Die Musik nahm das Publikum mit

Das Duo Dual Excursions für Flöte und Marimba von Mark Watters nahm das Publikum dann mit auf einen Spaziergang. Raus aus der Kirche, hinein in die Grossstadt, hinein ins Gewirr, über Promenaden und durch Parkanlagen. Die beiden Musiker boten ein Zusammenspiel auf höchstem Niveau und man spürte die jahrelange musikalische Zusammenarbeit.

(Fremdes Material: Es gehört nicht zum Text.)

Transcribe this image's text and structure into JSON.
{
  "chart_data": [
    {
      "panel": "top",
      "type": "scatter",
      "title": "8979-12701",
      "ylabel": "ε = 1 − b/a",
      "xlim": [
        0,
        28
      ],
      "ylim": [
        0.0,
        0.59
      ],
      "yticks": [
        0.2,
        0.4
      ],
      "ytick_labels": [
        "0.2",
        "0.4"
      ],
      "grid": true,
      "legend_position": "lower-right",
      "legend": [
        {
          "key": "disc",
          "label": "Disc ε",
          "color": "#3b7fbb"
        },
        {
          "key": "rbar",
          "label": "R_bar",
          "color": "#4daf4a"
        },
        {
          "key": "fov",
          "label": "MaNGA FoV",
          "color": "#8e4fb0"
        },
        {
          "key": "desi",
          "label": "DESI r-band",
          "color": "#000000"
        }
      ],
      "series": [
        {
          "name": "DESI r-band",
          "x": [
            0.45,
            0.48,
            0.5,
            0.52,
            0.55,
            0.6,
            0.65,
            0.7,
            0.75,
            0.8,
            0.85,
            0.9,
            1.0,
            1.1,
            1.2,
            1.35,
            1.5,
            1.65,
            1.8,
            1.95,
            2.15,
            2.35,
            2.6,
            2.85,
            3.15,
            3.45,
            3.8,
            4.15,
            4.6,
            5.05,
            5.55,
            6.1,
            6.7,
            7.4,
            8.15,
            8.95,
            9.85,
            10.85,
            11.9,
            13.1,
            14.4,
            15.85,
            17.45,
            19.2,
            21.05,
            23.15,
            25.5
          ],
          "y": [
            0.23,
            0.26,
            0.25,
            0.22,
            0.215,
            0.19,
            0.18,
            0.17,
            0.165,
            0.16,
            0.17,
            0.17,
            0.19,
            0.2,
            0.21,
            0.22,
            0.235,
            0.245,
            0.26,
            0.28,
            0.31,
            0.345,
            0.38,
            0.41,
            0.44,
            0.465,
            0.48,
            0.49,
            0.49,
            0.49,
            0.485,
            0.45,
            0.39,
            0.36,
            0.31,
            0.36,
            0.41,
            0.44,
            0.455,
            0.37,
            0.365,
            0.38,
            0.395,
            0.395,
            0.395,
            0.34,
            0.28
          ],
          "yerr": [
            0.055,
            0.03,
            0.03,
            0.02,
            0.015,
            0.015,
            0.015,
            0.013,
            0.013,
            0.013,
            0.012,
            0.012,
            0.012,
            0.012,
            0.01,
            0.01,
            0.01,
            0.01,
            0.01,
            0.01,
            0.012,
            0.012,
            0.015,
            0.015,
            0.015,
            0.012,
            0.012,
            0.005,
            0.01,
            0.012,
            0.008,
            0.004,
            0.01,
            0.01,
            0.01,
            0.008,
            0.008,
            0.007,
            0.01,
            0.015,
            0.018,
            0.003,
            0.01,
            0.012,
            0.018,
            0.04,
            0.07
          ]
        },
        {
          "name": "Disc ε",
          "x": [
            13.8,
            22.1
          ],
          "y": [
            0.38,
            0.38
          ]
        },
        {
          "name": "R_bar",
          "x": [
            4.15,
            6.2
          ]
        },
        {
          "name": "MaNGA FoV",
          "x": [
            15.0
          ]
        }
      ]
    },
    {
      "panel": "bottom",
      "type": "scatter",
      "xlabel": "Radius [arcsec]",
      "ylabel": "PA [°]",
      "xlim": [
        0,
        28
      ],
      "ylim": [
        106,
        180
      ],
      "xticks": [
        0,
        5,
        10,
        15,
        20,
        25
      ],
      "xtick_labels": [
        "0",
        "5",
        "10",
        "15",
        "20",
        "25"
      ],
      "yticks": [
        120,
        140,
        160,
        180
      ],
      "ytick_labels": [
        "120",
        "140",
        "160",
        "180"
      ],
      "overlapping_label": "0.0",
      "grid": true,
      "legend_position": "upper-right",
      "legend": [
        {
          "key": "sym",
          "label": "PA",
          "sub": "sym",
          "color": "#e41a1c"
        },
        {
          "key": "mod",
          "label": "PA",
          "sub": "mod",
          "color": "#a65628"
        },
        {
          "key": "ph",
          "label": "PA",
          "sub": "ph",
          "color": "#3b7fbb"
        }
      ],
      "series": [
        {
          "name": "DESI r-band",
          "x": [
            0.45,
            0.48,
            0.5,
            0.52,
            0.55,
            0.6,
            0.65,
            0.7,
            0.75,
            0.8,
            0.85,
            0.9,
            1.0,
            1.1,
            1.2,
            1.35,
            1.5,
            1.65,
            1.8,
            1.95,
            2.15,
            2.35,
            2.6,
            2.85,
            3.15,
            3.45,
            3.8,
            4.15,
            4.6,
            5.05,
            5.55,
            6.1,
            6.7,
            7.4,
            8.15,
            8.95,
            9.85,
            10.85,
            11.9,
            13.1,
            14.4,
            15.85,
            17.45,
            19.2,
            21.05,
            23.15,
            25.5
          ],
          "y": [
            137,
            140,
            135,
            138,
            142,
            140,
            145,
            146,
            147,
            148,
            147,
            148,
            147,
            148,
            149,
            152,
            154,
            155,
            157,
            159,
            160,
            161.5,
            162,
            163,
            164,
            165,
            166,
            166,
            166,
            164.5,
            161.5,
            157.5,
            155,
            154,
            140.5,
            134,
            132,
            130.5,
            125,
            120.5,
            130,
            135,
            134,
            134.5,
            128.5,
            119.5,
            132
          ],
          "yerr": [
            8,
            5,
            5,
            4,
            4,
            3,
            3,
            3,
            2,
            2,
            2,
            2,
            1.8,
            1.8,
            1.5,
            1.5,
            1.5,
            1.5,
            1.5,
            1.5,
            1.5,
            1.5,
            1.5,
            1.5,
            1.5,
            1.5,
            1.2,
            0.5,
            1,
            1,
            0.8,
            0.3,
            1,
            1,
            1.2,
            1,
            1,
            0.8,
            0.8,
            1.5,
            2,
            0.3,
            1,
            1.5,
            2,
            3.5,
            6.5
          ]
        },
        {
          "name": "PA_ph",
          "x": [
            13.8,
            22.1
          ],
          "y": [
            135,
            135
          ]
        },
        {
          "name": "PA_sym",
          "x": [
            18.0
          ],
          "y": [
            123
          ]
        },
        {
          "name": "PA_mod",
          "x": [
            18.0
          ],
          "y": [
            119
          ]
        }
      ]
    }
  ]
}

Zum Abschluss des Abends stand das Werk auf dem Programm, welches namensgebend für das Ensemble ist: Trio#1, komponiert vom Vorarlberger Komponisten Günter Wehinger. Dieses Stück wurde ursprünglich als Duo geschrieben und später durch den Komponisten als Trio mit Bassklarinette bearbeitet. Die Kombination der drei Instrumente ist eher ungewöhnlich, doch ermöglicht sie eine sehr spannende und breite Klangsprache: Flirrende Bambusklänge der Flöte, zuweilen unterlegt von einer Marimba-Klangfläche, im Wechsel mit rhythmischen Akzenten der Bassklarinette liessen die Zuhörer noch einmal in eine neue Welt eintauchen.

Das Trio hat auch bei diesem abschliessenden Werk im Zusammenspiel wie auch in solistischen Funktionen seine hoch professionelle Arbeit bewiesen. Das Publikum verdankte die grossartige Darbietung mit einem intensiven Applaus.